Management of BTK Inhibitor Associated Adverse Events: Current Practice Trends Among Healthcare Providers and Concordance with Expert Recommendations

Introduction: The advent of BTK inhibitors (BTKi; ibrutinib, acalabrutinib, zanubrutinib) has dramatically improved outcomes for many patients with B-cell malignancies including CLL/SLL, MCL, WM, and MZL. To ensure optimal patient outcomes with BTKi therapy, it is essential to maintain both ongoing therapy and patient quality of life. These dual goals require prompt recognition and management of the unique adverse events (AEs) associated with BTKi therapy. An online Interactive Decision Support Tool was developed to provide healthcare providers (HCPs) with case specific guidance on managing BTKi AEs (available at: www.clinicaloptions.com/BTKiTool). Here, we report HCP practice trend data for the management of various BTKi AEs collected with this online tool compared with recommendations from a panel of experts.

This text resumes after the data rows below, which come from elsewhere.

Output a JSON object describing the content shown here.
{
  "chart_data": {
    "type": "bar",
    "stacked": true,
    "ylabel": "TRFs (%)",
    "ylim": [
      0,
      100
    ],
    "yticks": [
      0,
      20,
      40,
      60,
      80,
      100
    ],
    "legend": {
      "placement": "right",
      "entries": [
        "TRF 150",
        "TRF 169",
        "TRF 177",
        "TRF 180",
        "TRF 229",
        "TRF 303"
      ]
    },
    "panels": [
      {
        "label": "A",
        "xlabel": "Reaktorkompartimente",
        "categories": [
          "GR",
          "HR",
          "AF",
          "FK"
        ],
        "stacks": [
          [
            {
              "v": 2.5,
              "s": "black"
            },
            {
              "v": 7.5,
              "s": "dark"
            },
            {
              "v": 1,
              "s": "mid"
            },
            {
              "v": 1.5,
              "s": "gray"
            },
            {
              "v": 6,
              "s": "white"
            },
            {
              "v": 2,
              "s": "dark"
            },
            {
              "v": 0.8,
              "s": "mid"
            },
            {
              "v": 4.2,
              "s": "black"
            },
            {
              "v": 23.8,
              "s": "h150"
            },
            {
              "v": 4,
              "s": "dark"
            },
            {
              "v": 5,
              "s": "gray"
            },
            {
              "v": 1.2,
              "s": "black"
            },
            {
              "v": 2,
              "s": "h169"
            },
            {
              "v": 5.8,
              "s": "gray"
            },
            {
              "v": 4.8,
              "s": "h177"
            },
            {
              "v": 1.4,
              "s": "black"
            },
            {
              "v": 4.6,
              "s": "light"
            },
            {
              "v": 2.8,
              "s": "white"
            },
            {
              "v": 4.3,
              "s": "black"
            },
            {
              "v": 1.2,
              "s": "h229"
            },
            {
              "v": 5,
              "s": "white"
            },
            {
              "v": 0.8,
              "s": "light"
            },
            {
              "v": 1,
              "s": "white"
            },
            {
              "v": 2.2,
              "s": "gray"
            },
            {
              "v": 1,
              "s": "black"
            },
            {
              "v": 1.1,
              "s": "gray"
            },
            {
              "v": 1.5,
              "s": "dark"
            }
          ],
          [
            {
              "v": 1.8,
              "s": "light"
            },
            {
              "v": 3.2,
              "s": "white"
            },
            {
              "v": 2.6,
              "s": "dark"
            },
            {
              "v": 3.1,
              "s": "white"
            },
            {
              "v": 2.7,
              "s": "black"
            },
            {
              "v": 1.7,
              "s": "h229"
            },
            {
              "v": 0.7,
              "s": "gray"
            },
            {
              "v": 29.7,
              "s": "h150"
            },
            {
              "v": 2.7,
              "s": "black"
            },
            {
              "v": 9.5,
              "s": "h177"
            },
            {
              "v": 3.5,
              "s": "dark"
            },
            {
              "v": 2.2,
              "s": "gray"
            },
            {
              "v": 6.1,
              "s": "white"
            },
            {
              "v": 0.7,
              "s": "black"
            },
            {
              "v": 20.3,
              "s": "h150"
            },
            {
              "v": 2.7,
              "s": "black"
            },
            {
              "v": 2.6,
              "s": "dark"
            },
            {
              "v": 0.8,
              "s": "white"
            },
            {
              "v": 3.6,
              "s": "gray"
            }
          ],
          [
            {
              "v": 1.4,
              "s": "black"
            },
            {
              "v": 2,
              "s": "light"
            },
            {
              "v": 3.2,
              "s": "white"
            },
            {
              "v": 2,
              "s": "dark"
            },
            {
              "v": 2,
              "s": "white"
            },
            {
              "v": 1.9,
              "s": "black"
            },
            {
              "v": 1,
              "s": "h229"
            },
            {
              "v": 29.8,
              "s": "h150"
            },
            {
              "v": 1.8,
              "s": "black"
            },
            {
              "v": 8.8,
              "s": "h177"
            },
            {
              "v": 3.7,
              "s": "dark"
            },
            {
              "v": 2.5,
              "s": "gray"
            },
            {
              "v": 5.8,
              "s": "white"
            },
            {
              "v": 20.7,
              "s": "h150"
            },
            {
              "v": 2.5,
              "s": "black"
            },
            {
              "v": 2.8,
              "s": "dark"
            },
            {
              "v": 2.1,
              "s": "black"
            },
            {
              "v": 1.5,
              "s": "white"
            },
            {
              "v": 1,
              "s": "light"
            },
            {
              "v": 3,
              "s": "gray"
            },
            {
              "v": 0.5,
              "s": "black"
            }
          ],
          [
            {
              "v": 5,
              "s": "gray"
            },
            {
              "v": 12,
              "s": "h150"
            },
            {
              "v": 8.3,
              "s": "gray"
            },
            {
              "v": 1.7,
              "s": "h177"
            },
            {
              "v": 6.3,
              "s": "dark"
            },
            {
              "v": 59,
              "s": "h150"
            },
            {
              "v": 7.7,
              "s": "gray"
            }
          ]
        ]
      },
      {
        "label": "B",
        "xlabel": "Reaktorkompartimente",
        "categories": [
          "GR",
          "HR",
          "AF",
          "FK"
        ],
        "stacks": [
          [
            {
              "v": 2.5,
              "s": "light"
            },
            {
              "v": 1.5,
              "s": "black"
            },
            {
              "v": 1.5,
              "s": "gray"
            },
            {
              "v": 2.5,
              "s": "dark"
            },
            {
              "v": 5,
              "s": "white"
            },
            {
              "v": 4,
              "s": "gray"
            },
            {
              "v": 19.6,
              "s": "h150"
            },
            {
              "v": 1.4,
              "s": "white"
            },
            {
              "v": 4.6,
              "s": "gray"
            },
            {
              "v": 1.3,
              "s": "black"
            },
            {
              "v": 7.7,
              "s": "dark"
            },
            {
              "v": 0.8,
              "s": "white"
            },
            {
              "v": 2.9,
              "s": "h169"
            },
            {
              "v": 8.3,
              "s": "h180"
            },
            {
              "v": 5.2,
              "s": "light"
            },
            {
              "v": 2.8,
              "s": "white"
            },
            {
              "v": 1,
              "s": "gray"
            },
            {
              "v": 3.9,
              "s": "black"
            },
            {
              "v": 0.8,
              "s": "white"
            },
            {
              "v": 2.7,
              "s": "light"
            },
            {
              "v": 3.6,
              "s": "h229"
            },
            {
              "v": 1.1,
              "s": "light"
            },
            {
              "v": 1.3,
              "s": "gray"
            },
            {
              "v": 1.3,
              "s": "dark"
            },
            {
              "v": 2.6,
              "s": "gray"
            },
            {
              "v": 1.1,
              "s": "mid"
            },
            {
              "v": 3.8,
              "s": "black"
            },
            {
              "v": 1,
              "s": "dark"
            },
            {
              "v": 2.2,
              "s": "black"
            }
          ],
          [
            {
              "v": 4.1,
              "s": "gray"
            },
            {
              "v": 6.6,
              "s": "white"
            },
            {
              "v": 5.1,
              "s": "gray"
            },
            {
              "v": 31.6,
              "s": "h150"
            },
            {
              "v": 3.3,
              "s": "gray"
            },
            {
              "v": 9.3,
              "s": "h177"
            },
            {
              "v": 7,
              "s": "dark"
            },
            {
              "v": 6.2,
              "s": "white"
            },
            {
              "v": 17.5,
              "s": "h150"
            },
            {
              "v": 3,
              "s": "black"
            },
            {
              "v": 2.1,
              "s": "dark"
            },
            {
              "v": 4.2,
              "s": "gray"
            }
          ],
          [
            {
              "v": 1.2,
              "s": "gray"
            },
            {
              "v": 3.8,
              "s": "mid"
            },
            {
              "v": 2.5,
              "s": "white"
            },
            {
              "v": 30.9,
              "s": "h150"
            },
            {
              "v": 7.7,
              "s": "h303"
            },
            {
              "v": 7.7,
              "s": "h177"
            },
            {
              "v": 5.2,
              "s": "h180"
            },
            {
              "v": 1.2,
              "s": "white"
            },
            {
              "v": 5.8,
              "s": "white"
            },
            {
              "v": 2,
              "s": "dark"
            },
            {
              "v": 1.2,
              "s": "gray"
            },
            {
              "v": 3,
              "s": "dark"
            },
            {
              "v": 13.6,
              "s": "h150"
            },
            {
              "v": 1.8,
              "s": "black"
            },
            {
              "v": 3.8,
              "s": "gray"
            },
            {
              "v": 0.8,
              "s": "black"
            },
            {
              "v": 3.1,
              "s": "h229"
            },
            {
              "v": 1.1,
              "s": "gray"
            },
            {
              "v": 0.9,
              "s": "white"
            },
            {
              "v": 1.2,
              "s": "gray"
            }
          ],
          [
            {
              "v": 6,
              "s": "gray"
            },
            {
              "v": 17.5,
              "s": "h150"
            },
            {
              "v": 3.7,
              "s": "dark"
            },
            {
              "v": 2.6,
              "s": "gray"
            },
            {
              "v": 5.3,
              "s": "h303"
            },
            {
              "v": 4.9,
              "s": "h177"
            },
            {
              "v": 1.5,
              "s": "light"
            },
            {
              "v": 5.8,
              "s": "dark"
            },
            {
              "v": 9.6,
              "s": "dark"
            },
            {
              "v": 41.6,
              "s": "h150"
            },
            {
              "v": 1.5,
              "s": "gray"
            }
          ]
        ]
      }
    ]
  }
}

Methods: The online tool was developed with input from 5 experts who provided BTKi AE management recommendations for specific patient scenarios. The online tool captured 164 unique clinical scenarios based on criteria including disease type, BTKi used, and the type and severity of the BTKi AE. To use the online tool, HCPs enter information about their patient case and their planned management strategy. The HCPs were then shown the management recommendation from the 5 experts for that specific BTKi AE scenario. After viewing the expert management recommendation, HCPs were asked if it had an impact on their intended management approach.

Results: Between September 2019 and July 2020, 754 unique case scenarios were entered into the BTKi AE tool, with 319 cases related to a specific BTKi AE, by 432 HCPs. Of HCPs who answered the optional demographics questions (n = 96), 65% of cases were entered by clinicians who treat ≤ 10 patients/year with BTKi and 51% of cases entered were for specific patients in their clinical practice. Most cases entered in the tool were for patients with CLL (69%) followed by MCL cases (15%). Cases involving ibrutinib treatment were most common in this analysis (82% of cases) with acalabrutinib treatment entered for the remaining 18% of cases. Zanubrutinib was not yet approved when this tool was created and therefore was not included as a BTKi option.

The most common AEs selected by HCPs using the tool regardless of BTKi therapy were atrial fibrillation, bruising or bleeding, and diarrhea [Figure]. For patient scenarios treated with acalabrutinib, HCPs also frequently selected headache (24%) as an AE of interest [Figure]. Overall, the planned BTKi AE management strategy of HCPs for mild to moderate AEs matched the expert recommendations in 56% of cases with ibrutinib treatment and 79% with acalabrutinib treatment. There was lower concordance between HCPs and experts for the management of grade 3/4 events with either ibrutinib (42%; P < .0001) or acalabrutinib (36%; P < .0001). For example, for patient cases with grade 3/4 atrial fibrillation (n = 49), only 39% of HCPs would hold therapy whereas 41% indicated that they would continue therapy and 14% were unsure how to manage the AE. For HCPs who differed from expert recommendations, only 42% of respondents who entered mild to moderate AEs indicated that the expert recommendations provided by the tool changed their management plan, but 81% of respondents who entered grade 3/4 events would change their management plan.

Conclusions: These data suggest that management of BTKi AEs by HCPs often diverges from evidence-based expert recommendations, especially grade 3/4 AEs. Use of an online tool providing easy access to BTKi AE management recommendations may improve patient care and safety. A detailed analysis of the tool, including case entries and planned management vs expert recommendations will be presented.